Fuqua’s own family members were attending the party.
“My nephew was there, my daughter was there,” he said. “My nephew called me to say he had stepped over a dead body.”
The nephew didn’t realize until later that this victim was Kevin Elliott, one of his best friends growing up.
Fuqua knew Elliott and recalled him as a great athlete.
“Kevin Elliott was one of the best basketball players Bridgeton has ever seen,” he said, noting the Bridgeton High School basketball team went undefeated at home for the first time in Elliott’s senior year.
“He was a great facilitator,” Fuqua said. “He was a leader. He had heart. He played with joy.”
Elliott saw plenty of trauma in his own life, losing several friends to gun violence, Fuqua added.
“He was a father. He leaves behind a 13-year-old son. He leaves behind a broken-hearted mother, father, a host of aunts and uncles and cousins.”
Fuqua is frustrated by reports that this was a targeted attack, questioning why suspect details haven’t been released and arrests made if the assailants and their targets are known. Presenting the case this way lessens the severity of the incident by suggesting someone had a reason for the violence, he said, when nothing can justify the killings of Elliott and the other two victims.
“I want people to remember at the end of the day, Kevin Elliott was a victim. A victim of a heinous crime. Somebody shot that young man in the back of the head. That was a coward move. He was at a party. He didn’t have a gun on him.”
Fuqua also bristles at depictions of the case in the media as a “party shooting” instead of calling it a mass shooting, saying the case would be depicted differently if the victims were white. The three victims killed were Black.
As he works to help connect a shaken and grieving community with help, Fuqua said that reaching Black communities with services after a traumatic incident has been difficult in the past.
“A lot of times in the African American community, the idea of talking and going to therapy was taboo. It was not something that we accepted,” he said. “I’ve been pushing that from day one, ever since the stuff that I went through myself.”

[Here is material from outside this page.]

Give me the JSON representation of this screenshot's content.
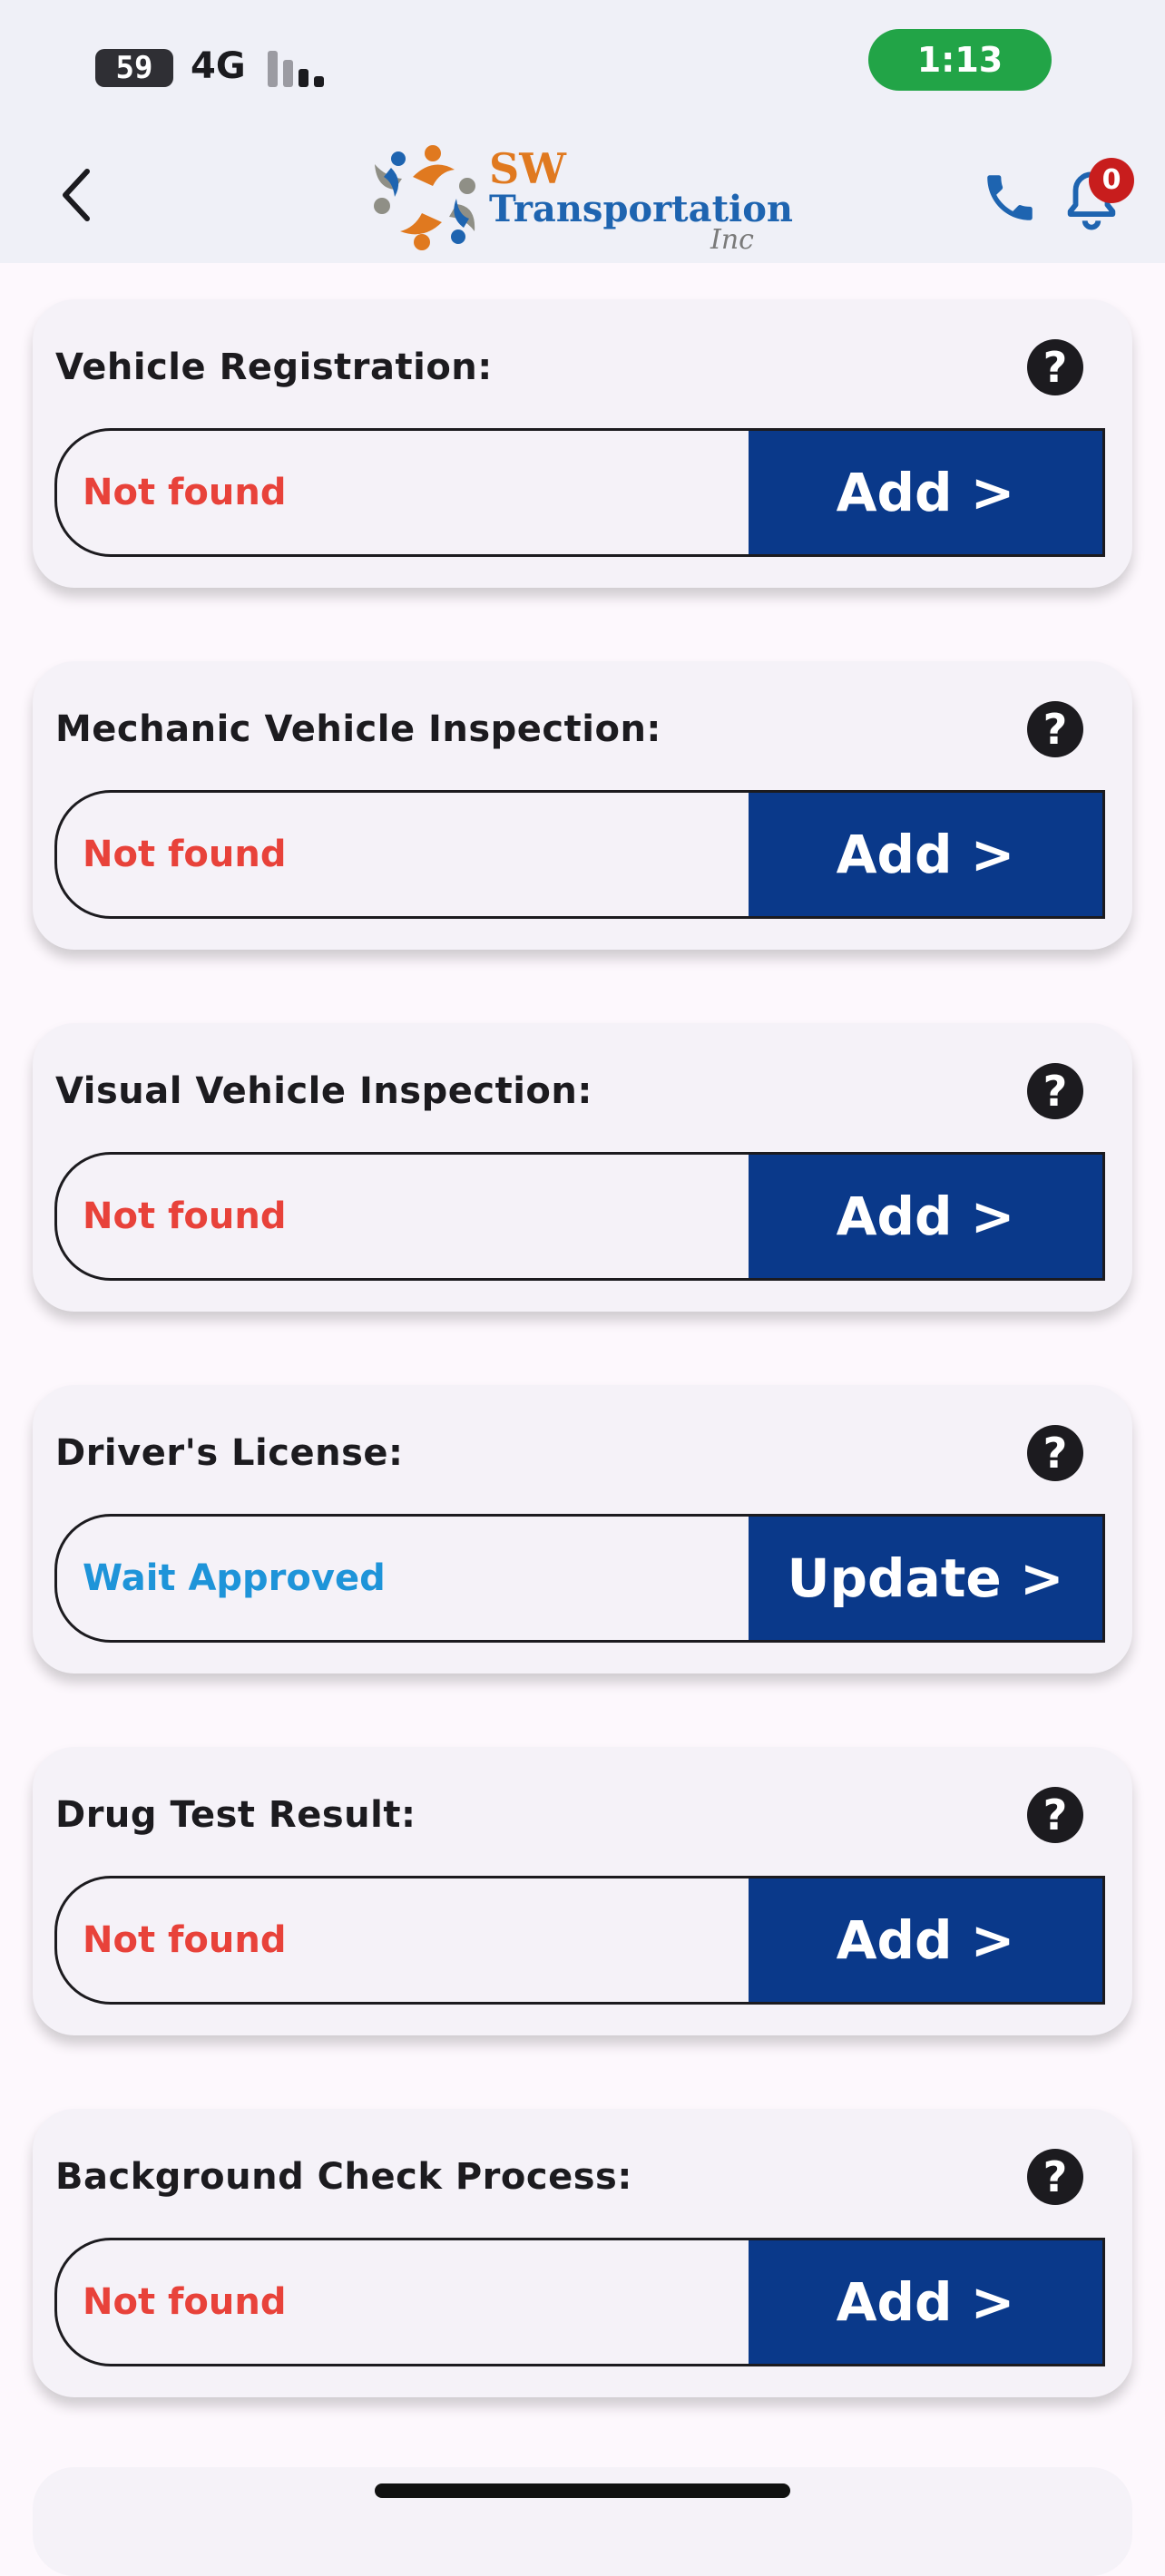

While no charges have been announced in the Fairfied killings, two men are jailed on gun offenses.
Darrell Dawkins, 30, was charged with possession of a firearm after police found a gun in the trunk of his car as they investigated the shooting scene.

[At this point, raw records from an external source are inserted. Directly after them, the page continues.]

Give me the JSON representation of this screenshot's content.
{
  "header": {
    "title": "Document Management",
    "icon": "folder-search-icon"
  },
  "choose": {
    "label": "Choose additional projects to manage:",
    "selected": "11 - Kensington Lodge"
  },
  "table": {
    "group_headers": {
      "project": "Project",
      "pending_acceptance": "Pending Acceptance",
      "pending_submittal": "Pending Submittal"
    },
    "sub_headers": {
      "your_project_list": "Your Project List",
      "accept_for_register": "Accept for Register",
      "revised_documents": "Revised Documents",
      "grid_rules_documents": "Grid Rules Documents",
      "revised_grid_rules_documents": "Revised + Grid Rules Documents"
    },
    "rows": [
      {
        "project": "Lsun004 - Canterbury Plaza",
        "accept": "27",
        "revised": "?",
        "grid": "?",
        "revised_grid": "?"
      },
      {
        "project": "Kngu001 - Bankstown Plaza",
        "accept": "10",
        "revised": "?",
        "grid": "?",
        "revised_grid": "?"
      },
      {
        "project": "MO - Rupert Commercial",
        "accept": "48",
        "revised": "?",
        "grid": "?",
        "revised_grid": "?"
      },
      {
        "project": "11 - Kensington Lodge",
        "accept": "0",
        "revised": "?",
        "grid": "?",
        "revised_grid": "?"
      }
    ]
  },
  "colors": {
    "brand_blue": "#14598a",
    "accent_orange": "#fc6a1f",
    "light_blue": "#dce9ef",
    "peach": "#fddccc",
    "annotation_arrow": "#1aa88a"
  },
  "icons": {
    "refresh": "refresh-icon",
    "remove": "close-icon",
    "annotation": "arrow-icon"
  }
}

“I don’t know why they charged Darrell,” Fuqua said. “There would be no reason for Darrell Dawkins to have a gun or to be near a gun. I know a lot of chaos was going on that night. People were throwing guns on the ground. People were throwing guns in cars.”
After getting into trouble in his younger days, Dawkins got his life together several years ago, has a job, makes a good living and has his own place, Fuqua said.
Dawkins’ brother, Kevin K. Dawkins, 37, was charged with gun possession offenses and was allegedly spotted firing a handgun at the party, witnesses told investigators. Surveillance footage shows him holding a firearm, police said. He is not accused of shooting anyone.
Both men are scheduled to appear in court next week for detention hearings.
For Fuqua, the key now is to help as many people as possible, recognizing the long-term impacts of what happened last weekend.
“I’m making sure people get whatever services that they need. We recognize where the lapses are inside of our system because ... How do you prepare for something like this? We have the resources, we just didn’t have enough.
“But the number one resource we do have is good people. People are mobilizing.”
Anyone seeking counseling services in the wake of the shooting is encouraged to contact Life Worth Living at 856-420-5433.
Authorities ask anyone who attended the event and may have cellphone footage from the party or the shooting itself to call the New Jersey State Police Bridgeton Station at 856-451-0101 or submit a tip via the Cumberland County Prosecutor’s Office tipline at www.njccpo.org/tips.
Police have established a database for witnesses to anonymously upload cellphone video captured during the incident.